Key Figures and Entities
According to court documents, Hutchins and Soliman operated through multiple corporate entities to submit fraudulent applications. The companies involved included Rapids Theatre Niagara Falls, USA, Inc.; 1711 Main, LLC; Bear Creek Entertainment, LLC; Hutch Enterprises, LLC; The Hutchins Agency, LLC—all owned by Hutchins—and CWE Entertainment, Corp., owned by Soliman.
Prosecutors say the conspiracy ran from March 2020 through March 2024, during which the defendants submitted applications containing false revenue and expense figures to obtain funds they were not entitled to receive.
Legal and Financial Mechanisms
The fraud scheme exploited multiple relief programs simultaneously. Between March and August 2020, the defendants obtained $779,500 in Economic Injury Disaster Loans, $989,905 in SVOG funds, and two PPP loans totaling nearly $116,000, according to the U.S. Attorney's Office.

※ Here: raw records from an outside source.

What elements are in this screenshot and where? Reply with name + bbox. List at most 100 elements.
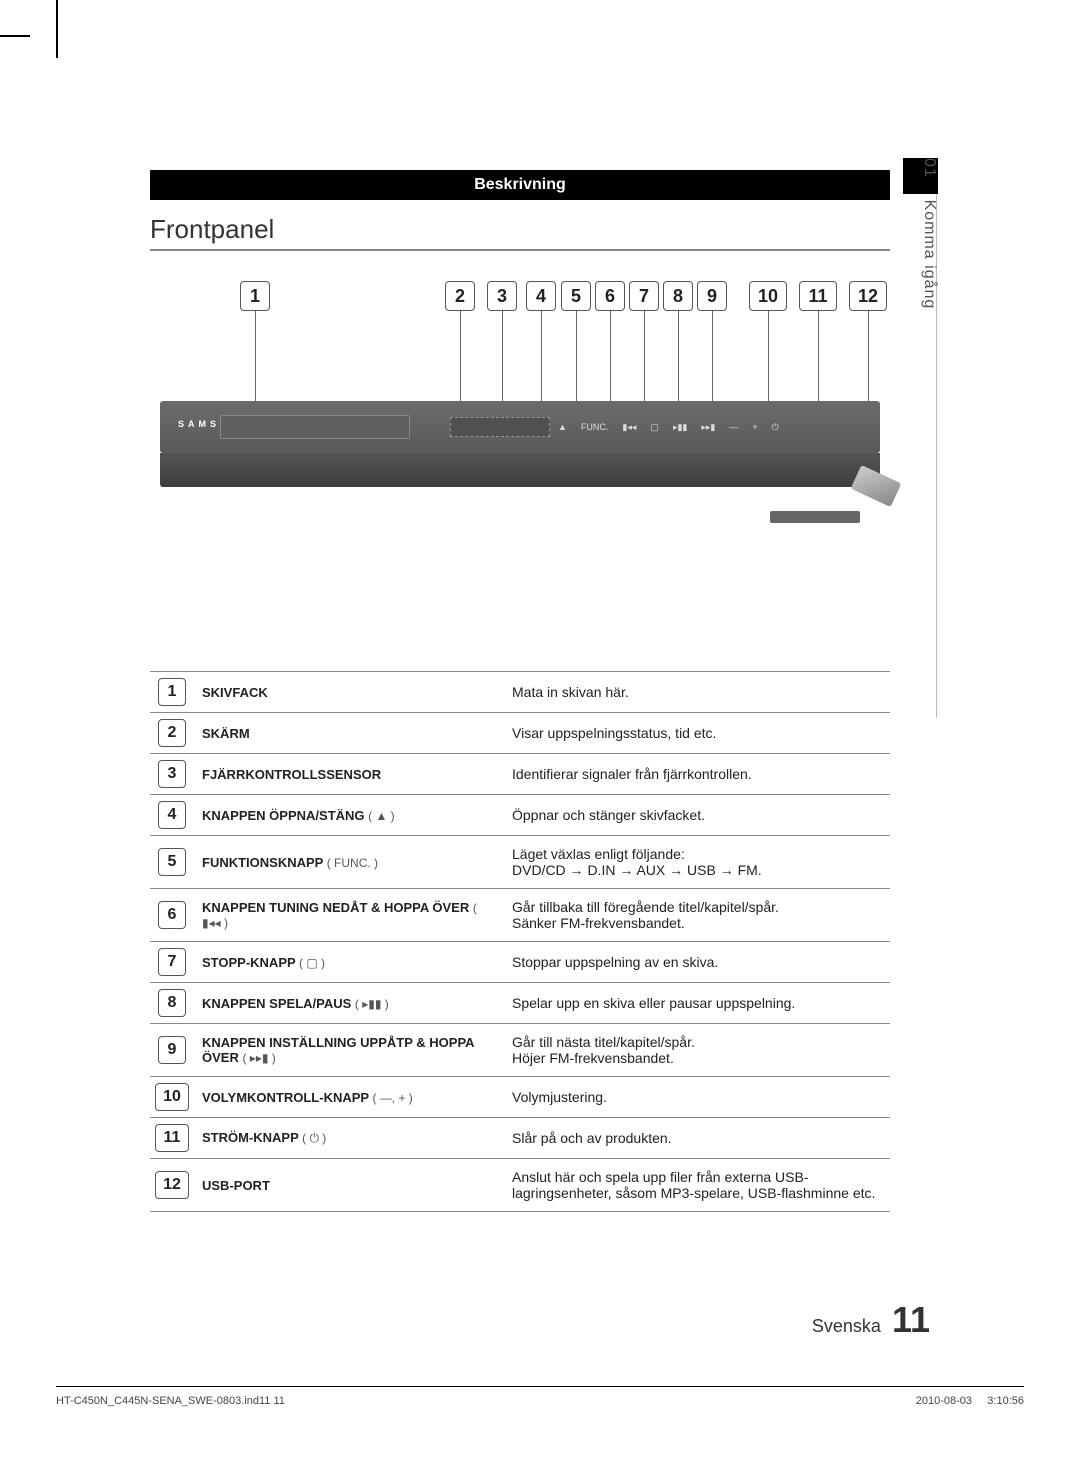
crop-mark-vertical bbox=[56, 0, 58, 58]
row-desc-line: Volymjustering. bbox=[512, 1089, 607, 1105]
row-number-cell: 12 bbox=[150, 1159, 194, 1212]
row-name-cell: FJÄRRKONTROLLSSENSOR bbox=[194, 754, 504, 795]
row-number-cell: 2 bbox=[150, 713, 194, 754]
row-icon: ( FUNC. ) bbox=[327, 856, 378, 870]
row-desc-line: DVD/CD → D.IN → AUX → USB → FM. bbox=[512, 862, 762, 878]
callout-12: 12 bbox=[849, 281, 887, 311]
footer-language: Svenska bbox=[812, 1316, 881, 1336]
row-desc-cell: Anslut här och spela upp filer från exte… bbox=[504, 1159, 890, 1212]
row-number-cell: 1 bbox=[150, 672, 194, 713]
row-name-cell: KNAPPEN TUNING NEDÅT & HOPPA ÖVER ( ▮◂◂ … bbox=[194, 889, 504, 942]
row-name: STOPP-KNAPP bbox=[202, 955, 299, 970]
row-desc-line: Visar uppspelningsstatus, tid etc. bbox=[512, 725, 716, 741]
row-name-cell: STOPP-KNAPP ( ▢ ) bbox=[194, 942, 504, 983]
callout-5: 5 bbox=[561, 281, 591, 311]
device-illustration: SAMSUNG ▲FUNC.▮◂◂▢▸▮▮▸▸▮—+⏻ bbox=[160, 401, 880, 511]
leader-line bbox=[818, 311, 819, 401]
row-name: VOLYMKONTROLL-KNAPP bbox=[202, 1090, 372, 1105]
row-number-cell: 11 bbox=[150, 1118, 194, 1159]
crop-mark-horizontal bbox=[0, 35, 30, 37]
row-name-cell: USB-PORT bbox=[194, 1159, 504, 1212]
panel-icon: ▲ bbox=[558, 422, 567, 432]
row-name: USB-PORT bbox=[202, 1178, 270, 1193]
row-name-cell: FUNKTIONSKNAPP ( FUNC. ) bbox=[194, 836, 504, 889]
row-desc-cell: Går till nästa titel/kapitel/spår.Höjer … bbox=[504, 1024, 890, 1077]
display-panel bbox=[450, 417, 550, 437]
table-row: 6 KNAPPEN TUNING NEDÅT & HOPPA ÖVER ( ▮◂◂… bbox=[150, 889, 890, 942]
row-desc-line: Identifierar signaler från fjärrkontroll… bbox=[512, 766, 752, 782]
table-row: 7 STOPP-KNAPP ( ▢ ) Stoppar uppspelning av… bbox=[150, 942, 890, 983]
panel-icon: — bbox=[729, 422, 738, 432]
row-desc-cell: Stoppar uppspelning av en skiva. bbox=[504, 942, 890, 983]
row-name-cell: SKIVFACK bbox=[194, 672, 504, 713]
table-row: 8 KNAPPEN SPELA/PAUS ( ▸▮▮ ) Spelar upp en… bbox=[150, 983, 890, 1024]
row-number: 10 bbox=[155, 1083, 189, 1111]
row-number: 2 bbox=[158, 719, 186, 747]
callout-9: 9 bbox=[697, 281, 727, 311]
description-table: 1SKIVFACK Mata in skivan här.2SKÄRM Visa… bbox=[150, 671, 890, 1212]
row-number: 3 bbox=[158, 760, 186, 788]
leader-line bbox=[678, 311, 679, 401]
row-name-cell: KNAPPEN SPELA/PAUS ( ▸▮▮ ) bbox=[194, 983, 504, 1024]
table-row: 1SKIVFACK Mata in skivan här. bbox=[150, 672, 890, 713]
table-row: 12 USB-PORT Anslut här och spela upp file… bbox=[150, 1159, 890, 1212]
disc-tray bbox=[220, 415, 410, 439]
panel-icon: ▸▸▮ bbox=[701, 422, 715, 433]
table-row: 3 FJÄRRKONTROLLSSENSOR Identifierar signa… bbox=[150, 754, 890, 795]
table-row: 9KNAPPEN INSTÄLLNING UPPÅTP & HOPPA ÖVER… bbox=[150, 1024, 890, 1077]
usb-door bbox=[770, 511, 860, 523]
leader-line bbox=[610, 311, 611, 401]
callout-3: 3 bbox=[487, 281, 517, 311]
table-row: 11STRÖM-KNAPP ( ⏻ )Slår på och av produk… bbox=[150, 1118, 890, 1159]
row-icon: ( ▲ ) bbox=[368, 809, 395, 823]
table-row: 4KNAPPEN ÖPPNA/STÄNG ( ▲ )Öppnar och stä… bbox=[150, 795, 890, 836]
row-desc-cell: Läget växlas enligt följande:DVD/CD → D.… bbox=[504, 836, 890, 889]
row-number: 8 bbox=[158, 989, 186, 1017]
row-name-cell: STRÖM-KNAPP ( ⏻ ) bbox=[194, 1118, 504, 1159]
row-name: KNAPPEN SPELA/PAUS bbox=[202, 996, 355, 1011]
callout-11: 11 bbox=[799, 281, 837, 311]
footer-page-number: 11 bbox=[892, 1299, 930, 1340]
callout-1: 1 bbox=[240, 281, 270, 311]
row-desc-line: Går till nästa titel/kapitel/spår. bbox=[512, 1034, 695, 1050]
row-desc-line: Stoppar uppspelning av en skiva. bbox=[512, 954, 718, 970]
row-number: 7 bbox=[158, 948, 186, 976]
leader-line bbox=[712, 311, 713, 401]
row-name: KNAPPEN ÖPPNA/STÄNG bbox=[202, 808, 368, 823]
table-row: 10VOLYMKONTROLL-KNAPP ( —, + )Volymjuste… bbox=[150, 1077, 890, 1118]
panel-icon: FUNC. bbox=[581, 422, 609, 432]
row-name-cell: KNAPPEN ÖPPNA/STÄNG ( ▲ ) bbox=[194, 795, 504, 836]
row-name: SKÄRM bbox=[202, 726, 250, 741]
section-bar: Beskrivning bbox=[150, 170, 890, 200]
row-name-cell: SKÄRM bbox=[194, 713, 504, 754]
row-number-cell: 3 bbox=[150, 754, 194, 795]
row-number: 6 bbox=[158, 901, 186, 929]
row-desc-line: Höjer FM-frekvensbandet. bbox=[512, 1050, 674, 1066]
row-number-cell: 5 bbox=[150, 836, 194, 889]
leader-line bbox=[868, 311, 869, 401]
row-icon: ( ▢ ) bbox=[299, 956, 325, 970]
section-title: Frontpanel bbox=[150, 214, 890, 251]
panel-icon: ▢ bbox=[650, 422, 659, 433]
row-name: SKIVFACK bbox=[202, 685, 268, 700]
row-desc-line: Går tillbaka till föregående titel/kapit… bbox=[512, 899, 779, 915]
side-tab: 01 Komma igång bbox=[920, 158, 938, 309]
table-row: 2 SKÄRM Visar uppspelningsstatus, tid etc… bbox=[150, 713, 890, 754]
row-number: 9 bbox=[158, 1036, 186, 1064]
callout-10: 10 bbox=[749, 281, 787, 311]
table-row: 5FUNKTIONSKNAPP ( FUNC. )Läget växlas en… bbox=[150, 836, 890, 889]
row-number: 12 bbox=[155, 1171, 189, 1199]
panel-icon: + bbox=[752, 422, 757, 432]
row-icon: ( ⏻ ) bbox=[302, 1131, 326, 1145]
panel-icon: ▸▮▮ bbox=[673, 422, 687, 433]
row-desc-cell: Identifierar signaler från fjärrkontroll… bbox=[504, 754, 890, 795]
leader-line bbox=[576, 311, 577, 401]
row-desc-cell: Går tillbaka till föregående titel/kapit… bbox=[504, 889, 890, 942]
front-panel-diagram: 123456789101112 SAMSUNG ▲FUNC.▮◂◂▢▸▮▮▸▸▮… bbox=[150, 281, 890, 531]
device-body: SAMSUNG ▲FUNC.▮◂◂▢▸▮▮▸▸▮—+⏻ bbox=[160, 401, 880, 453]
usb-stick-icon bbox=[851, 465, 902, 507]
panel-icon: ▮◂◂ bbox=[622, 422, 636, 433]
row-number: 11 bbox=[155, 1124, 189, 1152]
print-footer: HT-C450N_C445N-SENA_SWE-0803.ind11 11 20… bbox=[56, 1386, 1024, 1407]
row-desc-line: Spelar upp en skiva eller pausar uppspel… bbox=[512, 995, 795, 1011]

The applications allegedly contained fabricated financial information designed to meet eligibility requirements while overstating the businesses' needs and expenses. The Small Business Administration has since implemented enhanced verification measures for these programs.
International Implications and Policy Response
While this case is localized to Western New York, it reflects a broader pattern of COVID-19 relief fraud that has prompted congressional oversight calls for enhanced oversight of emergency spending programs. The U.S. Department of Justice has made pandemic-related fraud a priority, establishing dedicated task forces to investigate and prosecute such cases nationwide.
Policy experts argue that the Hutchins-Soliman case demonstrates the need for more robust post-disbursement verification systems for future emergency programs, particularly as debates continue about preparing for potential future pandemics or economic crises.
Sources
This report draws on court filings and statements from the U.S. Attorney's Office for the Western District of New York, public records from the Small Business Administration, and legislative documents related to the CARES Act.